When the sun is rising or the sun is setting, you usually get the best and warmest light for landscape or cityscape photography. Basically any kind of outdoor shooting that is supposed to have warm light is best shot during these golden hours.
Just today I was working away, when I checked a little while before the sun began to set, whether the sky was clouded or not. When it wasn’t, I immediately grabbed my gear, ran outside, set up the tripod on the location I wanted to shoot at a couple of days ago and waited.
After some time passed by, the sun just barely touched the horizon, so I used my remote trigger to start a bracketing sequence, shooting 3 pictures in a row. One was underexposed by -3 EV, one at normal exposure and one overexposed by 3 EV. This way I could later create the HDR picture that you can see below on the left side.

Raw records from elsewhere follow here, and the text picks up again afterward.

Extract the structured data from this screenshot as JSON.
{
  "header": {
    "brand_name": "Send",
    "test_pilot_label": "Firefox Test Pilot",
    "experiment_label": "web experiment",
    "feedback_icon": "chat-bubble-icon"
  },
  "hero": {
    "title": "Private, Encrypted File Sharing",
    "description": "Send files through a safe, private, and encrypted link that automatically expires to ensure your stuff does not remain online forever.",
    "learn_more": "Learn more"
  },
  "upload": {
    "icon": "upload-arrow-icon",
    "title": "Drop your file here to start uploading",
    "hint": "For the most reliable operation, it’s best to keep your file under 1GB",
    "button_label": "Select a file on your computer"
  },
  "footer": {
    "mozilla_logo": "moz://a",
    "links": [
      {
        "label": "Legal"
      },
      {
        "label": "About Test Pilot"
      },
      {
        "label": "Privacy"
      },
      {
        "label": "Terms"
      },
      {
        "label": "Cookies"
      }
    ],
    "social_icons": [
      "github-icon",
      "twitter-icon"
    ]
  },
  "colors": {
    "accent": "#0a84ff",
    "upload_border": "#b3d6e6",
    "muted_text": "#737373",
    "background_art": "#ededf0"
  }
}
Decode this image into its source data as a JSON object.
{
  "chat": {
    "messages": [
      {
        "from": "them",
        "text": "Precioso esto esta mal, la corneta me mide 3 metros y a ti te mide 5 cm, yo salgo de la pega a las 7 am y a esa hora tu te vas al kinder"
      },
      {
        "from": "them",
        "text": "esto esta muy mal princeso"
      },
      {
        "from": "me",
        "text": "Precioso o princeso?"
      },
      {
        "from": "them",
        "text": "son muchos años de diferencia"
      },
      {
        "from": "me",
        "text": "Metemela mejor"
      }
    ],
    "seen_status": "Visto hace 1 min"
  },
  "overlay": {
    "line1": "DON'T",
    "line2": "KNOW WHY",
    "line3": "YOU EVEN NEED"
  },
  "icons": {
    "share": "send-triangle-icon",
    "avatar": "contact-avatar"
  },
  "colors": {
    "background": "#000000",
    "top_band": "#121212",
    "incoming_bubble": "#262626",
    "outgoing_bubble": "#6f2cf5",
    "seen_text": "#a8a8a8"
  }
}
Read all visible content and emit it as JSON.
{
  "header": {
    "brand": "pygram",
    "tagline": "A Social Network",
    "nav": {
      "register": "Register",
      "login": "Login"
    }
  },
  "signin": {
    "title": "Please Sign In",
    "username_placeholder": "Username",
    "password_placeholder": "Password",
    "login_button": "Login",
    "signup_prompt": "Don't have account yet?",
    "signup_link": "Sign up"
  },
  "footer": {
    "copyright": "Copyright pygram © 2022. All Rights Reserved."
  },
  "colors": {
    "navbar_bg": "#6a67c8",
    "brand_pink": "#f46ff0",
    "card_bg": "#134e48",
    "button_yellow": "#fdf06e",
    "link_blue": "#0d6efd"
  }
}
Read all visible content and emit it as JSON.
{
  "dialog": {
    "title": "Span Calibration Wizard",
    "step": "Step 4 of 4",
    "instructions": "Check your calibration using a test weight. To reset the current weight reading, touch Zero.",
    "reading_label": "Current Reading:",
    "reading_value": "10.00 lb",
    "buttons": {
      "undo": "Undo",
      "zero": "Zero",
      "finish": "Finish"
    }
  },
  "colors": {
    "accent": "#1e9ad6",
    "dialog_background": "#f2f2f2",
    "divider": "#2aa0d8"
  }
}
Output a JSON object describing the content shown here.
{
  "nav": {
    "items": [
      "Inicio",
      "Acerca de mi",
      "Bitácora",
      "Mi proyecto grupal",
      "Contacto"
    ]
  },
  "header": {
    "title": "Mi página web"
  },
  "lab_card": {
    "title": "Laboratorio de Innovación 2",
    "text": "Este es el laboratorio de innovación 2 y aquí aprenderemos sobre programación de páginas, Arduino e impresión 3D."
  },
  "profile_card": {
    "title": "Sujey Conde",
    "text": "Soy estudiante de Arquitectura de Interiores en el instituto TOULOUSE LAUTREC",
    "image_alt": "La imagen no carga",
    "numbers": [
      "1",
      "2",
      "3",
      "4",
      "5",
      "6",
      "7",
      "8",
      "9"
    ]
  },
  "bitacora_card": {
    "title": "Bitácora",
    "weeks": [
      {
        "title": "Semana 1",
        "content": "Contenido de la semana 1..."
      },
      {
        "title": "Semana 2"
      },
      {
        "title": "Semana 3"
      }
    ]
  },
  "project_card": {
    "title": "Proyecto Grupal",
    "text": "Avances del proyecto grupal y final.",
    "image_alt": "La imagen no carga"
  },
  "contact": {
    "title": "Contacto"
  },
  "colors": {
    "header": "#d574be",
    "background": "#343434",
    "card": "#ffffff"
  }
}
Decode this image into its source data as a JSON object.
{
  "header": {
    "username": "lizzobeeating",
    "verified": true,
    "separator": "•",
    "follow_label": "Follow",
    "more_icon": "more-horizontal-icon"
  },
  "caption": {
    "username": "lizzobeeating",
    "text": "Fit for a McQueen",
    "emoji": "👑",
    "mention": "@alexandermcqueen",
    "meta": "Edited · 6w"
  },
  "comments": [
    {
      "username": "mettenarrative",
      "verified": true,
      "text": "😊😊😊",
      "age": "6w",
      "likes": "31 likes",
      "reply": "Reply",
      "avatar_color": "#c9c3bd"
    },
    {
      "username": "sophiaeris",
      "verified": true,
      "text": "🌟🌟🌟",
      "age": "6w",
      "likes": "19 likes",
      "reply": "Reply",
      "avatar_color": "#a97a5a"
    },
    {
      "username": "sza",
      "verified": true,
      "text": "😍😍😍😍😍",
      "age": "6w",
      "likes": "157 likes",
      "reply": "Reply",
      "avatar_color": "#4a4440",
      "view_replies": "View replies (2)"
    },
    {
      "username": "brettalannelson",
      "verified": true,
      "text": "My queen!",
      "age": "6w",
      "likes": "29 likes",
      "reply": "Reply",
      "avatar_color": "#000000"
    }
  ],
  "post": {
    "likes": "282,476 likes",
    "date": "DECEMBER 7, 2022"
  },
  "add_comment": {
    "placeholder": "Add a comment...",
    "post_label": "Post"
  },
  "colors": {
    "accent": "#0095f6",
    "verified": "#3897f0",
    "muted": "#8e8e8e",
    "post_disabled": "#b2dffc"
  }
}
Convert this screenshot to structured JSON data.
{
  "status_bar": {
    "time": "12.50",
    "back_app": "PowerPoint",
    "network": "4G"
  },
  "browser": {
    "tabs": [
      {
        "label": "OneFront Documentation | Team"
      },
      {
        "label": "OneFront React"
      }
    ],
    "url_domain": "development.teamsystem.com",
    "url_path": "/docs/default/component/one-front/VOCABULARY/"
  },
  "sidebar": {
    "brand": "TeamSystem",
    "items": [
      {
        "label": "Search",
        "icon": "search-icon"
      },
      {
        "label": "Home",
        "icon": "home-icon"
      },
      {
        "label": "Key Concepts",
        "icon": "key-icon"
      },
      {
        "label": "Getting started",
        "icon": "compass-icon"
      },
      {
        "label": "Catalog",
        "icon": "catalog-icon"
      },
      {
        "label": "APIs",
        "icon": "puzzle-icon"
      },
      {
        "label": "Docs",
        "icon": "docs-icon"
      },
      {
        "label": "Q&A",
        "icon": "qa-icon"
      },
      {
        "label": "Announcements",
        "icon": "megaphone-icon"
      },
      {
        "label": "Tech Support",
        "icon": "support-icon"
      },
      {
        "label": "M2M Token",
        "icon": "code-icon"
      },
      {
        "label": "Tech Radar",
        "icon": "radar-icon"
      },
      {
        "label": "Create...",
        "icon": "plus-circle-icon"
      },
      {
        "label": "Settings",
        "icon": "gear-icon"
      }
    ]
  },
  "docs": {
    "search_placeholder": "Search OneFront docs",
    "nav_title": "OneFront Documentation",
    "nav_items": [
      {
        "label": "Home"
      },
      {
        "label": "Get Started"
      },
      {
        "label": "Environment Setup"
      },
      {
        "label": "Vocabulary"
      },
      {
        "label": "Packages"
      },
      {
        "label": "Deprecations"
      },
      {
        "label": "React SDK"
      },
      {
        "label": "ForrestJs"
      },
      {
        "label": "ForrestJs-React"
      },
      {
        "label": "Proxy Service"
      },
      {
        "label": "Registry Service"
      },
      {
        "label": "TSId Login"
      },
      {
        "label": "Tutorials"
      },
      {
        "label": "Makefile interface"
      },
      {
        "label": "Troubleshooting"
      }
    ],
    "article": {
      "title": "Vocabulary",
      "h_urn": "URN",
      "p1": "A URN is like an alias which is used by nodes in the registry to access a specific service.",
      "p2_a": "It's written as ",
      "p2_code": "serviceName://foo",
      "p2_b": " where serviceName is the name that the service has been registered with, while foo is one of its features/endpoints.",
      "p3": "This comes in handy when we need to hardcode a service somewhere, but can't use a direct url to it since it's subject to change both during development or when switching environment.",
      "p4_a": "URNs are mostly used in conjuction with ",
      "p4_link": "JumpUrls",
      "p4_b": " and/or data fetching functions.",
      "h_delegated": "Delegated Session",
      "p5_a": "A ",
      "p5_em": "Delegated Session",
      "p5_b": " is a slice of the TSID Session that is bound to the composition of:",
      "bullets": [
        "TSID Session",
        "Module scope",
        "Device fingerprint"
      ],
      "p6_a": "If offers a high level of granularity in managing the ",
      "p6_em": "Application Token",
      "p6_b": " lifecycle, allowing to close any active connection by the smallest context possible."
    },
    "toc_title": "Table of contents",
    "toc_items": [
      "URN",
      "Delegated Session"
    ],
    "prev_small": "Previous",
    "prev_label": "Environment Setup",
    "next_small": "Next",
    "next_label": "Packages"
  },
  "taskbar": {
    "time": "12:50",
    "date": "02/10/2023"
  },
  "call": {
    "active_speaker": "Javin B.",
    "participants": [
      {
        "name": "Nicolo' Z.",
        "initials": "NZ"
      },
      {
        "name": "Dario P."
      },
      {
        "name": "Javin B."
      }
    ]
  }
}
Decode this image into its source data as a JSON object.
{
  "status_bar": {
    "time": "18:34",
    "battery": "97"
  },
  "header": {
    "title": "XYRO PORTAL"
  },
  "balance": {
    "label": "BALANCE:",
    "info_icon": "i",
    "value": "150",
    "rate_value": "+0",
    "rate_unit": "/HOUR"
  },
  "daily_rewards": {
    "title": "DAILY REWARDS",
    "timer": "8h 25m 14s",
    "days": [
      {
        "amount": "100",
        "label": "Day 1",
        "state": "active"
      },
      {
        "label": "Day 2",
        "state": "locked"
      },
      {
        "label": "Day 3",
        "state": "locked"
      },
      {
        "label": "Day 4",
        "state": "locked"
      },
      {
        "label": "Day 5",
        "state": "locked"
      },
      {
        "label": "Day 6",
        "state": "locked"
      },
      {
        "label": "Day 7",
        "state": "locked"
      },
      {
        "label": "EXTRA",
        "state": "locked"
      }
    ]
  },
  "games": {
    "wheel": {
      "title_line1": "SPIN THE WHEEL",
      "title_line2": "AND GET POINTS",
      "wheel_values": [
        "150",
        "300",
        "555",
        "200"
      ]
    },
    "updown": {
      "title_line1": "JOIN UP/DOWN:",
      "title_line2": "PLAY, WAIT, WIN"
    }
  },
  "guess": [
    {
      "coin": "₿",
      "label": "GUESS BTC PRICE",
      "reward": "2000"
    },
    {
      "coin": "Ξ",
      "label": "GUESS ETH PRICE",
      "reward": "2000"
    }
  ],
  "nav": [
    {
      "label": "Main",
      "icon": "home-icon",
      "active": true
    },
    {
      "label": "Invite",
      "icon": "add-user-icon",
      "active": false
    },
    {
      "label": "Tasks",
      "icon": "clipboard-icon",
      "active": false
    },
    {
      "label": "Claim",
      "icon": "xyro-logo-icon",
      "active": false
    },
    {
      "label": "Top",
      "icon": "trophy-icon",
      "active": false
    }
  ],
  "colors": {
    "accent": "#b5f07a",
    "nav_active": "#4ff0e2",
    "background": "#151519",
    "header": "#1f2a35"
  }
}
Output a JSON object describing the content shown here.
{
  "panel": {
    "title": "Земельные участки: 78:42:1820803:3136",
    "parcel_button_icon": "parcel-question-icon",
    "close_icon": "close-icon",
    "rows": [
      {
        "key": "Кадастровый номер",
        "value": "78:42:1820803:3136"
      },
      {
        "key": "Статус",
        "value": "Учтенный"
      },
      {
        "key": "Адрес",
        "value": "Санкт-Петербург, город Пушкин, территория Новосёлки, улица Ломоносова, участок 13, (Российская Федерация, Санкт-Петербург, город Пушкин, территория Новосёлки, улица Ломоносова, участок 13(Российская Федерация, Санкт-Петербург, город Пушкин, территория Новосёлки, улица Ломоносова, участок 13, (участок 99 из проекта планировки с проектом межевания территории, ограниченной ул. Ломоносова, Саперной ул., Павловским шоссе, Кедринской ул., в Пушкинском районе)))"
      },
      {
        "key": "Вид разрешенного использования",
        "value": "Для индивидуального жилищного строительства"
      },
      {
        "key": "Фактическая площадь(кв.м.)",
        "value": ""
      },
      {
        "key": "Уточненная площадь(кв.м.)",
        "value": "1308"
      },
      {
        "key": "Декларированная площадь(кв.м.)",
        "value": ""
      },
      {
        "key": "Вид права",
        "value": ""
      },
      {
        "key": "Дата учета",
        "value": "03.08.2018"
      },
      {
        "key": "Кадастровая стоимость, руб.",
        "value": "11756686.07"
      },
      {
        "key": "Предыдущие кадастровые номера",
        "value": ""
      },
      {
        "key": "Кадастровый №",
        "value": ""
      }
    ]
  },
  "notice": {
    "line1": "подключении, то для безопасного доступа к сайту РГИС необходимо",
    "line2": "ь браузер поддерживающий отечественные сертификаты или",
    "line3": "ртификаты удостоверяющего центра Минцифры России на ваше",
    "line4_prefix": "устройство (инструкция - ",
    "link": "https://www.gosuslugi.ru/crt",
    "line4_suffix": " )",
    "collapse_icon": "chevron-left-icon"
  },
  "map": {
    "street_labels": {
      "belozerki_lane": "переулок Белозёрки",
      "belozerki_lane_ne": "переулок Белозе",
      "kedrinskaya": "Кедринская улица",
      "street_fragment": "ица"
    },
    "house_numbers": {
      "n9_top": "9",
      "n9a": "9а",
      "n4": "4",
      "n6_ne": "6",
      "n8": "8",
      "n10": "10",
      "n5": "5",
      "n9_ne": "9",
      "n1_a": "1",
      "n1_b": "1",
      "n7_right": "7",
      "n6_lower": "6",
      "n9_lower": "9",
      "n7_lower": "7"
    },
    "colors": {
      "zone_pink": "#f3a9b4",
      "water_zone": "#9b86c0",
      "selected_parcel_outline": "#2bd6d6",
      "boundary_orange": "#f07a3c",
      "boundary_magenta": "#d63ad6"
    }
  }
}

However, after processing the HDR, the whole scenery was rather evenly exposed. I like to use the HDR settings careful as my pictures shouldn’t have that typical HDR look. I tend to use HDR only if I can’t get enough dynamics into the picture without it. My main problem, however, was that the HDR processor (Photomatrix Pro) like any processor tries to balance out the colors nice and evenly.
Usually that would be a good thing, yet I wanted to reproduce exactly what I saw (and what I mostly captured in my 0 EV picture, yet with too little dynamic range). Also my FZ200 is quite a decent camera, but in extreme light situations (direct sunlight from the front) it will create some CA (chromatic aberration, the color fringing on some edges). So I had to correct for that with Photoshop and eventually adjust my colors to give me that nice and warm look the situation had at the time of shooting.
After some work, correcting CA, color correction, removing some lens flare and contrast adjustments, I had the final picture that you can see on the right.